Aurelia Candaz Moradi is 28 years old and comes from a village in the Manatuto municipality of Timor-Leste. After graduating from high school in 2016 she struggled to find work. Then, in September 2019, she got a job working alongside her father on a road rehabilitation project in her village.
The road rehabilitation is part of a €12 million Enhancing Rural Access (ERA) Agro-Forestry Project funded by the European Union. The ERA project supports the development of a skilled private sector that is able to service infrastructure needs for rural communities. Roads are important in providing links to inputs and services that agro-forestry development needs, along with connections to the market. And, indirectly, they help improve student mobility and health services for rural communities.
Aurelia is extremely happy with the job opportunity the road rehabilitation has brought. “The ERA project has meant that I can contribute to the family income,” she says. Once complete, the road will provide access and market openings for agro-forestry produce, giving her family and the community the chance to earn more income.
Aurelia is not the only woman to benefit from the ERA project.
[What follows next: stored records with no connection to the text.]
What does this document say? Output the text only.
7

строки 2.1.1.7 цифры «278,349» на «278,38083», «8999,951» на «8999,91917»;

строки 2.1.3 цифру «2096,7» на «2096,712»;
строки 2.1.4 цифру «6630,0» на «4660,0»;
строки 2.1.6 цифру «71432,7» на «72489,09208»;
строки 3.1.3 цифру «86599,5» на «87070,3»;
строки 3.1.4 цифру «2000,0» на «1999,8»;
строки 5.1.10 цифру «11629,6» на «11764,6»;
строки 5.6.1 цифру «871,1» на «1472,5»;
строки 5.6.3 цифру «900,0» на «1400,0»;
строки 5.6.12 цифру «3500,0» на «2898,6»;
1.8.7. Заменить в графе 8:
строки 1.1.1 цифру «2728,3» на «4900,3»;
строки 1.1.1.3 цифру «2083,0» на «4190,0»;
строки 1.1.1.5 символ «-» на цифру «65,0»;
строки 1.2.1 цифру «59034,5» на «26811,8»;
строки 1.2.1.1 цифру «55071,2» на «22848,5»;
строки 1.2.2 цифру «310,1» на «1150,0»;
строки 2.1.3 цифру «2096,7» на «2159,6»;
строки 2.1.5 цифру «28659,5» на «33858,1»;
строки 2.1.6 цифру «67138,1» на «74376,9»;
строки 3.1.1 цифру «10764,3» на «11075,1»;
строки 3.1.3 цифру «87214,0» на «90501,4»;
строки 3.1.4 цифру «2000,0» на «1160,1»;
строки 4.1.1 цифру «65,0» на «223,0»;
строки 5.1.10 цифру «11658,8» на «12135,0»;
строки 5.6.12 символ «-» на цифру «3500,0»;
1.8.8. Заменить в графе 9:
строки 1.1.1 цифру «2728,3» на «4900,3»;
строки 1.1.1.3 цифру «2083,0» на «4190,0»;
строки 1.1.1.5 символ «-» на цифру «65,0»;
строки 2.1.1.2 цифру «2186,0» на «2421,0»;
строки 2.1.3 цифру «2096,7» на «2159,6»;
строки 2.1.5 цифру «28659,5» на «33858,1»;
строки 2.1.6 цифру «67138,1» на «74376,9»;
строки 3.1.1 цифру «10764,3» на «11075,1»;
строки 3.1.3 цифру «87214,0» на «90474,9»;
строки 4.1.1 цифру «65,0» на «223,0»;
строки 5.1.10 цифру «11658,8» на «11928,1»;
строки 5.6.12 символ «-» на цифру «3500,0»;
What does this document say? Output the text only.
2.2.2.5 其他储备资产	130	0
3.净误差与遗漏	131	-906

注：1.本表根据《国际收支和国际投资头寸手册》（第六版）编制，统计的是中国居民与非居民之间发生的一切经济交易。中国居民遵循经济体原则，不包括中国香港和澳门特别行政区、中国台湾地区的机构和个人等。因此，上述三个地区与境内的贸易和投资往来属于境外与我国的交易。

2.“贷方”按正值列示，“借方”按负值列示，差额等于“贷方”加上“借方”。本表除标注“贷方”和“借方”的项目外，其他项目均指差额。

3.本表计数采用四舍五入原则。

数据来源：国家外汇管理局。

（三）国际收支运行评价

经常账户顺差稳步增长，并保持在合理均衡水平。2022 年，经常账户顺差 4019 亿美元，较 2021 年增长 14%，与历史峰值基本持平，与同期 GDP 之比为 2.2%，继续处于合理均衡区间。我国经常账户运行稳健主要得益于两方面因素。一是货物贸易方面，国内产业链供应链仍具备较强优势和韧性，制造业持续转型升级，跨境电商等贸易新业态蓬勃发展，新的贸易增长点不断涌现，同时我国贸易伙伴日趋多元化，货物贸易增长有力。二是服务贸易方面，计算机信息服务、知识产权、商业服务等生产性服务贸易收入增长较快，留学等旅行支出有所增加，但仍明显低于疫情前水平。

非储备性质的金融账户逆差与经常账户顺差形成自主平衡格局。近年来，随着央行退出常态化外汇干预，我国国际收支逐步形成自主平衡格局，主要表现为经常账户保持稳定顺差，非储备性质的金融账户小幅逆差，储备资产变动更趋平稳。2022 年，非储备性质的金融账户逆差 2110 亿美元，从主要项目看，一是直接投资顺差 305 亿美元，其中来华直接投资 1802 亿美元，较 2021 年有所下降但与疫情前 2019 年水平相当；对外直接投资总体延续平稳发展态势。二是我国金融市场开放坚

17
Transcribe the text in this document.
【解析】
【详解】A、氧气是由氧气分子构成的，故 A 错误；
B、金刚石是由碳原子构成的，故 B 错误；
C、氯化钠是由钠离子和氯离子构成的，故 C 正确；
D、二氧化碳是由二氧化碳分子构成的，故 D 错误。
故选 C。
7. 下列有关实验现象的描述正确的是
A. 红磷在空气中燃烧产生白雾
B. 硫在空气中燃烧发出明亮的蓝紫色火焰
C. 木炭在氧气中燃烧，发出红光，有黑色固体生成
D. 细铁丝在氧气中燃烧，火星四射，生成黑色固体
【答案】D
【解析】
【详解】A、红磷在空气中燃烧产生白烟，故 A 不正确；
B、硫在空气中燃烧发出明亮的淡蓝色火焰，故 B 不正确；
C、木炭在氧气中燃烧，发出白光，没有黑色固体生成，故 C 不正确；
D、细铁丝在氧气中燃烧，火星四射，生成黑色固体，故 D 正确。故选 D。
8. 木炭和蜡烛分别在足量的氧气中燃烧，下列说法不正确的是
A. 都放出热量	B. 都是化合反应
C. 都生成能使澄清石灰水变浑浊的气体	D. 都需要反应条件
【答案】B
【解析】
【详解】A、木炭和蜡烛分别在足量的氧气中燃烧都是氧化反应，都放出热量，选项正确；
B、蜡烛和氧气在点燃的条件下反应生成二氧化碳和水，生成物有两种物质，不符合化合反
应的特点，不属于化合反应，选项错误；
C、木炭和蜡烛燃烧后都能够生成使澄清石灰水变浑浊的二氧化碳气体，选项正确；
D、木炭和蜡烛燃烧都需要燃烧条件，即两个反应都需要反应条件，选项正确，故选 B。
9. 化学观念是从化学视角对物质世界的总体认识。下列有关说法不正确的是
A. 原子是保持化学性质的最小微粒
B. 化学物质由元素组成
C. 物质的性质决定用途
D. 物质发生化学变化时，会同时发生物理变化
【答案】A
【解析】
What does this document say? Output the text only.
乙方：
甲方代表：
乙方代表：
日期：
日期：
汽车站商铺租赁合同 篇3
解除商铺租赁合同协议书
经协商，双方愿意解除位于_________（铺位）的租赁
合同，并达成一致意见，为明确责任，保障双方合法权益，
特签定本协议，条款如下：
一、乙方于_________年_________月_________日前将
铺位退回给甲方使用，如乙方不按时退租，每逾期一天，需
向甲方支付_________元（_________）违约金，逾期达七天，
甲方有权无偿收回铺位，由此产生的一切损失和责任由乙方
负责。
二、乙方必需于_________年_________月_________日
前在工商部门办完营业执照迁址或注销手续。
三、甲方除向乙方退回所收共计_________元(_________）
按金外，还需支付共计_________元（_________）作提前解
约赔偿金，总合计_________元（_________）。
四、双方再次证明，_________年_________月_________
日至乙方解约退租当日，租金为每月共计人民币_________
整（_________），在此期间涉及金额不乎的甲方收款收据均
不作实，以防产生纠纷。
FETO Enjiñária – meaning “Women in Engineering” in Tetum, one of the Timor-Leste’s official languages – is a local group that helps budding women engineers. Four of the women have taken part in ERA training for local contractors. This reflects ERA’s broader aim of giving local contractors and engineers the capacity to deliver infrastructure, create jobs, support incomes and provide market linkages that can alleviate poverty and develop rural areas – with women as a driving force.
A total of 34 local contracting firms are involved in the project. Women own over half of these firms and make up 30 % of the 5 000-strong workforce. In all, the project will build 77 kilometres of new road in agro-forestry areas in the east of the country.

The ERA project has also handed over two compaction rollers to three women contractors. The rollers were purchased through an advance payment facility offering bridging finance for top-of-the-range mechanical equipment. They will make a huge difference to the contractors and to the communities where they work: the roads will be completed in record time, and the operators will acquire new skills.
Worker safety is, of course, paramount – especially now, during the COVID-19 pandemic. That is why the European Union and the International Labour Organization, which implements the ERA project, have issued guidelines for project contractors and workers on how to prevent the spread of COVID-19 and keep safe from the virus.
Background
As part of its global response to COVID-19, Team Europe has made over $3 million available to Timor-Leste to support its fight against the pandemic.
The ERA agro-forestry project comes under the Partnership for Sustainable Agro-Forestry between the Government of Timor-Leste, the European Union, Germany and the International Labour Organization. The partnership aims to contribute to peaceful, inclusive and sustainable development in Timor-Leste and, to this end, it strives for:
- better rural access;
- job creation;
- agro-forestry development to generate economic and domestic revenue opportunities; and
- a lasting fall in food insecurity and malnutrition.